RVing the Oregon coast is a delight



    By Chuck Woodbury
    The Oregon coast is one of the most beautiful places in America and easy to explore with an RV. The pavement is good, there’s not much traffic (except in peak tourist season) and there are many wonderful state park campgrounds (most with hookups and spacious sites for large RVs). 

    U.S. Highway 101 hugs the ocean shore often, and everywhere you turn there’s a state park or U.S. Forest Service campground (some a short walk from the beach). There are many attractions along the way (besides the magnificent beaches). Visit the Sea Lion Caves near Florence or the funky tourist shops in Seaside. Drop by the library in Brookings to see a sword worn by a Japanese aviator who flew a single engine plane, launched from a submarine, into the area during World War II and dropped a few bombs (with fizzling results). It was the only attack on the U.S. mainland during the war by enemy aircraft.

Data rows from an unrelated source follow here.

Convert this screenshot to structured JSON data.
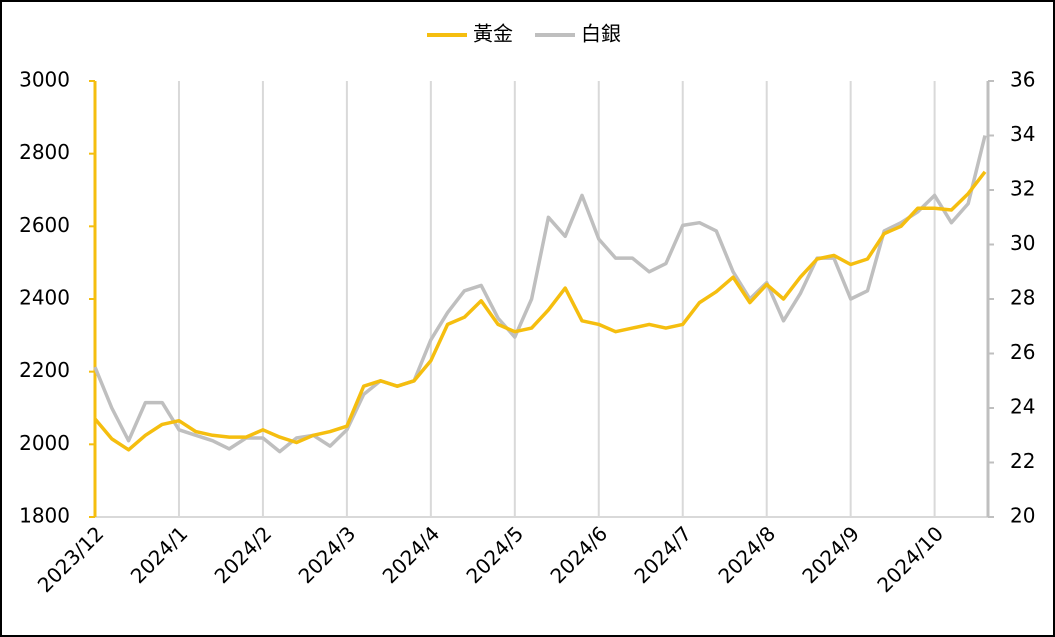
{
  "chart_data": {
    "type": "line",
    "categories": [
      "2023/12",
      null,
      null,
      null,
      null,
      "2024/1",
      null,
      null,
      null,
      null,
      "2024/2",
      null,
      null,
      null,
      null,
      "2024/3",
      null,
      null,
      null,
      null,
      "2024/4",
      null,
      null,
      null,
      null,
      "2024/5",
      null,
      null,
      null,
      null,
      "2024/6",
      null,
      null,
      null,
      null,
      "2024/7",
      null,
      null,
      null,
      null,
      "2024/8",
      null,
      null,
      null,
      null,
      "2024/9",
      null,
      null,
      null,
      null,
      "2024/10",
      null,
      null,
      null
    ],
    "series": [
      {
        "name": "黃金",
        "color": "#F5BE0F",
        "values": [
          2070,
          2015,
          1985,
          2025,
          2055,
          2065,
          2035,
          2025,
          2020,
          2020,
          2040,
          2020,
          2005,
          2025,
          2035,
          2050,
          2160,
          2175,
          2160,
          2175,
          2230,
          2330,
          2350,
          2395,
          2330,
          2310,
          2320,
          2370,
          2430,
          2340,
          2330,
          2310,
          2320,
          2330,
          2320,
          2330,
          2390,
          2420,
          2460,
          2390,
          2440,
          2400,
          2460,
          2510,
          2520,
          2495,
          2510,
          2580,
          2600,
          2650,
          2650,
          2645,
          2690,
          2750
        ]
      },
      {
        "name": "白銀",
        "color": "#BFBFBF",
        "axis": "y2",
        "values": [
          25.5,
          24,
          22.8,
          24.2,
          24.2,
          23.2,
          23.0,
          22.8,
          22.5,
          22.9,
          22.9,
          22.4,
          22.9,
          23.0,
          22.6,
          23.2,
          24.5,
          25.0,
          24.8,
          25.0,
          26.5,
          27.5,
          28.3,
          28.5,
          27.3,
          26.6,
          28.0,
          31.0,
          30.3,
          31.8,
          30.2,
          29.5,
          29.5,
          29.0,
          29.3,
          30.7,
          30.8,
          30.5,
          29.0,
          28.0,
          28.6,
          27.2,
          28.2,
          29.5,
          29.5,
          28.0,
          28.3,
          30.5,
          30.8,
          31.2,
          31.8,
          30.8,
          31.5,
          34.0
        ]
      }
    ],
    "ylim": [
      1800,
      3000
    ],
    "yticks": [
      1800,
      2000,
      2200,
      2400,
      2600,
      2800,
      3000
    ],
    "y2lim": [
      20,
      36
    ],
    "y2ticks": [
      20,
      22,
      24,
      26,
      28,
      30,
      32,
      34,
      36
    ],
    "grid": "x",
    "legend": "top"
  }
}
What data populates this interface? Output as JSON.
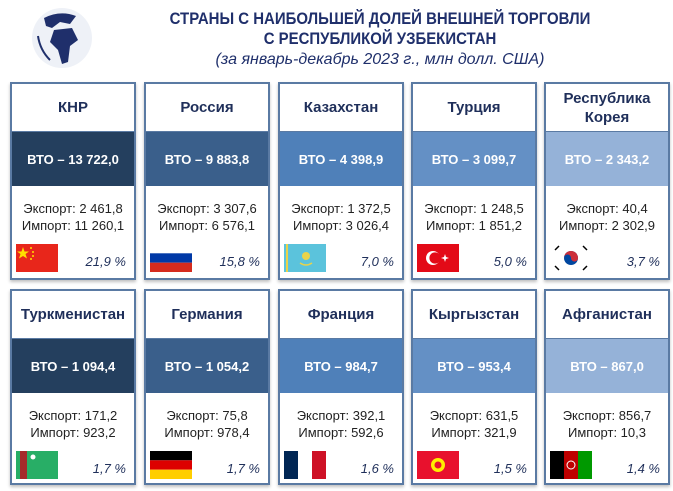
{
  "header": {
    "title_line1": "СТРАНЫ С НАИБОЛЬШЕЙ ДОЛЕЙ ВНЕШНЕЙ ТОРГОВЛИ",
    "title_line2": "С РЕСПУБЛИКОЙ УЗБЕКИСТАН",
    "subtitle": "(за январь-декабрь 2023 г., млн долл. США)",
    "logo_icon": "globe-icon"
  },
  "cards": [
    {
      "name": "КНР",
      "vto": "ВТО – 13 722,0",
      "export": "Экспорт: 2 461,8",
      "import": "Импорт: 11 260,1",
      "share": "21,9 %",
      "flag": "china",
      "band_color": "#243f5e"
    },
    {
      "name": "Россия",
      "vto": "ВТО – 9 883,8",
      "export": "Экспорт: 3 307,6",
      "import": "Импорт: 6 576,1",
      "share": "15,8 %",
      "flag": "russia",
      "band_color": "#3a5f8b"
    },
    {
      "name": "Казахстан",
      "vto": "ВТО – 4 398,9",
      "export": "Экспорт: 1 372,5",
      "import": "Импорт: 3 026,4",
      "share": "7,0 %",
      "flag": "kazakhstan",
      "band_color": "#4f80b9"
    },
    {
      "name": "Турция",
      "vto": "ВТО – 3 099,7",
      "export": "Экспорт: 1 248,5",
      "import": "Импорт: 1 851,2",
      "share": "5,0 %",
      "flag": "turkey",
      "band_color": "#6490c5"
    },
    {
      "name": "Республика Корея",
      "vto": "ВТО – 2 343,2",
      "export": "Экспорт: 40,4",
      "import": "Импорт: 2 302,9",
      "share": "3,7 %",
      "flag": "korea",
      "band_color": "#95b2d8"
    },
    {
      "name": "Туркменистан",
      "vto": "ВТО – 1 094,4",
      "export": "Экспорт: 171,2",
      "import": "Импорт: 923,2",
      "share": "1,7 %",
      "flag": "turkmenistan",
      "band_color": "#243f5e"
    },
    {
      "name": "Германия",
      "vto": "ВТО – 1 054,2",
      "export": "Экспорт: 75,8",
      "import": "Импорт: 978,4",
      "share": "1,7 %",
      "flag": "germany",
      "band_color": "#3a5f8b"
    },
    {
      "name": "Франция",
      "vto": "ВТО – 984,7",
      "export": "Экспорт: 392,1",
      "import": "Импорт: 592,6",
      "share": "1,6 %",
      "flag": "france",
      "band_color": "#4f80b9"
    },
    {
      "name": "Кыргызстан",
      "vto": "ВТО – 953,4",
      "export": "Экспорт: 631,5",
      "import": "Импорт: 321,9",
      "share": "1,5 %",
      "flag": "kyrgyzstan",
      "band_color": "#6490c5"
    },
    {
      "name": "Афганистан",
      "vto": "ВТО – 867,0",
      "export": "Экспорт: 856,7",
      "import": "Импорт: 10,3",
      "share": "1,4 %",
      "flag": "afghanistan",
      "band_color": "#95b2d8"
    }
  ]
}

    Visit the little town of Bandon, where brave souls gather in winter to experience the often foul weather at the “Storm Watching Capital of the Oregon Coast.” Walk to the nearby lighthouse for some wonderful photo opportunities.

    In Newport, visit the incredible aquarium or indulge in great clam chowder at the legendary Mo’s, right on the wharf. Farther north, pause in Tillamook at its famous cheese factory and partake of the tasty free samples. Near the northern tip of the Oregon coast, visit a replica of Fort Clatsop, where explorers Lewis and Clark spent a soggy winter.

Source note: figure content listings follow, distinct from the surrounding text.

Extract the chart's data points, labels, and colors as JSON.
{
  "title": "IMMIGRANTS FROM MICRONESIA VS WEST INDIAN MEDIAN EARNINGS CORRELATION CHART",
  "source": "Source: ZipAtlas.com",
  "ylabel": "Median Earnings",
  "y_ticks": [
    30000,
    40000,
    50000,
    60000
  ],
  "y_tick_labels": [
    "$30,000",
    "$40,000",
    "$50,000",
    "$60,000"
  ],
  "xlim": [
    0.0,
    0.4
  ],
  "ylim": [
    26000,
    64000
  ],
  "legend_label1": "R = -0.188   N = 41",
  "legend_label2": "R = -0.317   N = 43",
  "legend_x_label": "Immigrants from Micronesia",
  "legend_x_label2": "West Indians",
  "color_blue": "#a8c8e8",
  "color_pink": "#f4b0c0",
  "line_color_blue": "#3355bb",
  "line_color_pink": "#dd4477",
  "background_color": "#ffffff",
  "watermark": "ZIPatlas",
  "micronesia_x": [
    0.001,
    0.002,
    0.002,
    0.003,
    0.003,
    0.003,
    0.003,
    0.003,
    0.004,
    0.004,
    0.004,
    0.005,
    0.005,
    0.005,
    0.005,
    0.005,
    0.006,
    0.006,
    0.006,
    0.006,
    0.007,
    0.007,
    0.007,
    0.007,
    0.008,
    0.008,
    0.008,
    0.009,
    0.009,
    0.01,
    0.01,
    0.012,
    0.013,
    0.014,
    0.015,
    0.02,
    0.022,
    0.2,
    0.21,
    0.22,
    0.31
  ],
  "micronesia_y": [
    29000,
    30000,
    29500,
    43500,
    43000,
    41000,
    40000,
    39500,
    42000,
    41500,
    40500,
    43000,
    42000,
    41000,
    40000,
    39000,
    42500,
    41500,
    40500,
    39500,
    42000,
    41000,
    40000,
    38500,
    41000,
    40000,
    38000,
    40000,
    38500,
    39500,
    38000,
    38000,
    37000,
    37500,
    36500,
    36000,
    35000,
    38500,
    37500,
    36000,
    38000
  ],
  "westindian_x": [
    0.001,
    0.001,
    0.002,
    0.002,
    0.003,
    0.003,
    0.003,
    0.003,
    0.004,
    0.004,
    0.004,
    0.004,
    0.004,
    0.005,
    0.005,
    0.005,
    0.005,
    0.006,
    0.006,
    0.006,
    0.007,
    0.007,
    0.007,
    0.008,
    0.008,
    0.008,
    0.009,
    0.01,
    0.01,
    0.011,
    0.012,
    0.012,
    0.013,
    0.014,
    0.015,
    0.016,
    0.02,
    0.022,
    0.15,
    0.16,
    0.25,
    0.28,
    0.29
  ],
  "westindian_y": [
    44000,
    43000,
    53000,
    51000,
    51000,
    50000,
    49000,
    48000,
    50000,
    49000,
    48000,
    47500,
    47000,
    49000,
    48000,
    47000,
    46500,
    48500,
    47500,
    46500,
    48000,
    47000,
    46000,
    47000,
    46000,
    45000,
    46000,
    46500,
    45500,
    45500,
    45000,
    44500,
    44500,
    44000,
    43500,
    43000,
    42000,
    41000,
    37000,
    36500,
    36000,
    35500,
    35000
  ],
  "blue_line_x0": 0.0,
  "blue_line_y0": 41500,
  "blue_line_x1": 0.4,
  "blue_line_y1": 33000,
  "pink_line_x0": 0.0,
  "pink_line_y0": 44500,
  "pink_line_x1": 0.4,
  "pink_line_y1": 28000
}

    What I like a lot about the Oregon coast (besides its wonderful state parks and campgrounds) are the countless pullouts along the highway where you can park and then stroll to the beach. In the Lincoln City area, keep an eye out for volleyball-sized glass floats that once supported the fishing nets of Japanese fisherman, but broke loose and in most cases drifted at sea for a decade before washing up on shore. It’s rare to find one these days, but the local chamber of commerce plants a couple of thousand small reproductions each year as a publicity gimmick.

    Sad to say that what IS easy to find these days on the beach is debris from the tsumani in Japan in 201 . Bring along a trash bag and pick some up. Or collect a bunch of little plastic pieces like I found and assemble them into a work of art. (see photo).